New figures show
Facebook paid £4.16m in UK corporation tax last year, new accounts have shown.
In 2014, Facebook paid £4,327 paid in 2014.
The social media giant posted taxable profit for the year to 31 December of about £20m, on which it paid tax at the standard corporation tax rate.
Professor Crawford Spence said: “Facebook’s recent announcement of a £4.1m tax charge is not actually a reflection of what tax the company will pay.
“Due to complex share accounting rules, Facebook has been able to cancel out this tax charge completely, as well as insulate itself from approximately £11 million of future tax bills.
“As creative as this appears and is, it is however within the confines of the law. What is more worrying from a public interest perspective is the lack of transparency over UK company profits in general.
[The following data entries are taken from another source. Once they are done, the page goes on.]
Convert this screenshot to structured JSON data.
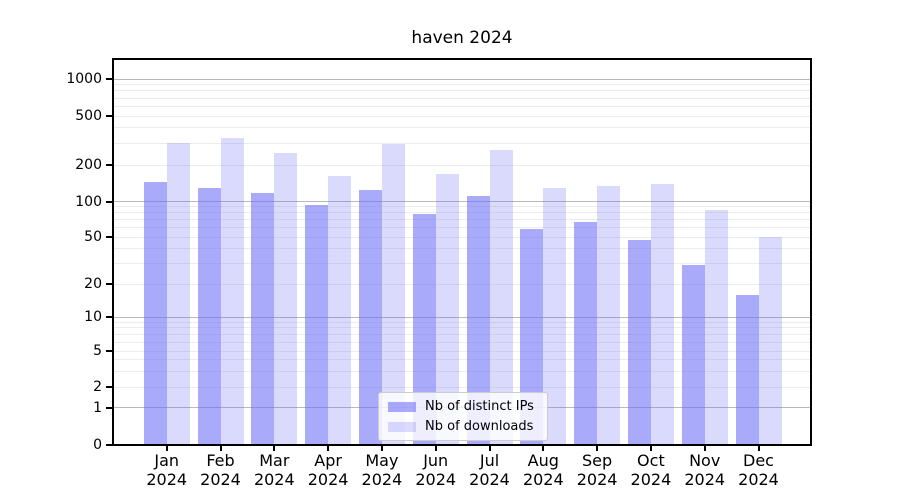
{
  "chart_data": {
    "type": "bar",
    "title": "haven 2024",
    "categories": [
      "Jan 2024",
      "Feb 2024",
      "Mar 2024",
      "Apr 2024",
      "May 2024",
      "Jun 2024",
      "Jul 2024",
      "Aug 2024",
      "Sep 2024",
      "Oct 2024",
      "Nov 2024",
      "Dec 2024"
    ],
    "series": [
      {
        "name": "Nb of distinct IPs",
        "color": "#6c6cf8",
        "alpha": 0.58,
        "values": [
          145,
          130,
          117,
          93,
          124,
          78,
          110,
          58,
          67,
          47,
          29,
          16
        ]
      },
      {
        "name": "Nb of downloads",
        "color": "#6c6cf8",
        "alpha": 0.25,
        "values": [
          300,
          330,
          250,
          163,
          295,
          170,
          265,
          130,
          135,
          140,
          85,
          50
        ]
      }
    ],
    "xlabel": "",
    "ylabel": "",
    "yscale": "symlog",
    "ylim": [
      0,
      1400
    ],
    "y_ticks": [
      0,
      1,
      2,
      5,
      10,
      20,
      50,
      100,
      200,
      500,
      1000
    ],
    "major_gridlines": [
      1,
      10,
      100,
      1000
    ],
    "minor_gridlines": [
      2,
      3,
      4,
      5,
      6,
      7,
      8,
      9,
      20,
      30,
      40,
      50,
      60,
      70,
      80,
      90,
      200,
      300,
      400,
      500,
      600,
      700,
      800,
      900
    ],
    "grid": "on",
    "legend_position": "lower center, inside axes"
  }
}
“Being registered in Delaware in the US, the company does not have to report its revenues for the UK separately. However, we do know that the company’s tax strategy is based on the UK being much less profitable than operations in other countries.
“It is very unclear why this would be the case given the relative homogeneity of the company globally. However, without separate detailed accounting information on the UK operations, we cannot really assess whether this is plausible or just superficial profit shifting.
“The UK government should follow OECD guidance and demand that multi-nationals implement ‘country by country reporting’ for tax purposes.”